Remarks on the Foundations of Mathematics
- First English-language edition
- Editor: G. H. von Wright, Rush Rhees
- Author: Ludwig Wittgenstein
- Original title: Bemerkungen über die Grundlagen der Mathematik
- Translator: G.E.M. Anscombe
- Language: German
- Publisher: Blackwell
- Publication date: 1956

= Remarks on the Foundations of Mathematics =

1956 work by philosopher Ludwig Wittgenstein

Remarks on the Foundations of Mathematics (Bemerkungen über die Grundlagen der Mathematik) is a book of Ludwig Wittgenstein's notes on the philosophy of mathematics. It has been translated from German to English by G.E.M. Anscombe, edited by G.H. von Wright and Rush Rhees, and published first in 1956. The text has been produced from passages in various sources by selection and editing. The notes have been written during the years 1937–1944 and a few passages are incorporated in the Philosophical Investigations which were composed later.

When the book appeared it received many negative reviews mostly from working logicians and mathematicians, among them Michael Dummett, Paul Bernays, and Georg Kreisel. Kreisel's scathing review received particular attention although he later distanced himself from it. In later years however it received more positive reviews. Today Remarks on the Foundations of Mathematics is read mostly by philosophers sympathetic to Wittgenstein and they tend to adopt a more positive stance.

Wittgenstein's philosophy of mathematics is exposed chiefly by simple examples on which further skeptical comments are made. The text offers an extended analysis of the concept of mathematical proof and an exploration of Wittgenstein's contention that philosophical considerations introduce false problems in mathematics. Wittgenstein in the Remarks adopts an attitude of doubt in opposition to much orthodoxy in the philosophy of mathematics.
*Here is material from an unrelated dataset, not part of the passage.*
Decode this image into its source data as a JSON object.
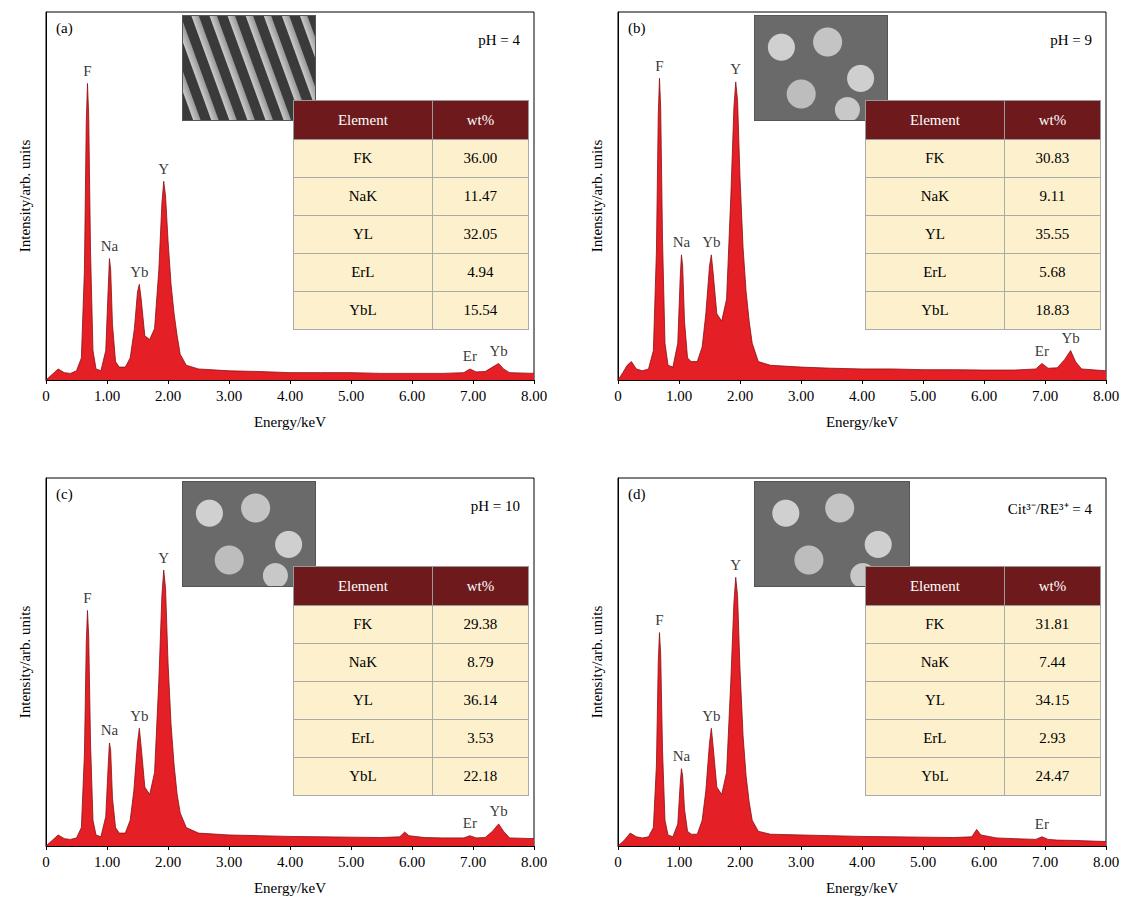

 Particularly controversial in the Remarks was Wittgenstein's "notorious paragraph", which contained an unusual commentary on Gödel's incompleteness theorems. Multiple commentators read Wittgenstein as misunderstanding Gödel. In 2000 Juliet Floyd and Hilary Putnam suggested that the majority of commentary misunderstands
Wittgenstein but their interpretation has not been met with approval.

Wittgenstein wrote
I imagine someone asking my advice; he says: "I have constructed a proposition (I will use 'P' to designate it) in Russell's symbolism, and by means of certain definitions and transformations it can be so interpreted that it says: 'P is not provable in Russell's system'. Must I not say that this proposition on the one hand is true, and on the other hand unprovable? For suppose it were false; then it is true that it is provable. And that surely cannot be! And if it is proved, then it is proved that it is not provable. Thus it can only be true, but unprovable."

Just as we can ask, " 'Provable' in what system?," so we must also ask, "'True' in what system?" "True in Russell's system" means, as was said, proved in Russell's system, and "false" in Russell's system means the opposite has been proved in Russell's system.—Now, what does your "suppose it is false" mean? In the Russell sense it means, "suppose the opposite is proved in Russell's system"; if that is your assumption you will now presumably give up the interpretation that it is unprovable. And by "this interpretation" I understand the translation into this English sentence.—If you assume that the proposition is provable in Russell's system, that means it is true in the Russell sense, and the interpretation "P is not provable" again has to be given up. If you assume that the proposition is true in the Russell sense, the same thing follows. Further: if the proposition is supposed to be false in some other than the Russell sense, then it does not contradict this for it to be proved in Russell's system. (What is called "losing" in chess may constitute winning in another game.)

The debate has been running around the so-called Key Claim: If one assumes that P is provable in PM, then one should give up the "translation" of P by the English sentence "P is not provable".

Wittgenstein does not mention the name of Kurt Gödel who was a member of the Vienna Circle during the period in which Wittgenstein's early ideal language philosophy and Tractatus Logico-Philosophicus dominated the circle's thinking; multiple writings of Gödel in his Nachlass contain his own antipathy for Wittgenstein, and belief that Wittgenstein wilfully misread the theorems. Some commentators, such as Rebecca Goldstein, have hypothesized that Gödel developed his logical theorems in opposition to Wittgenstein.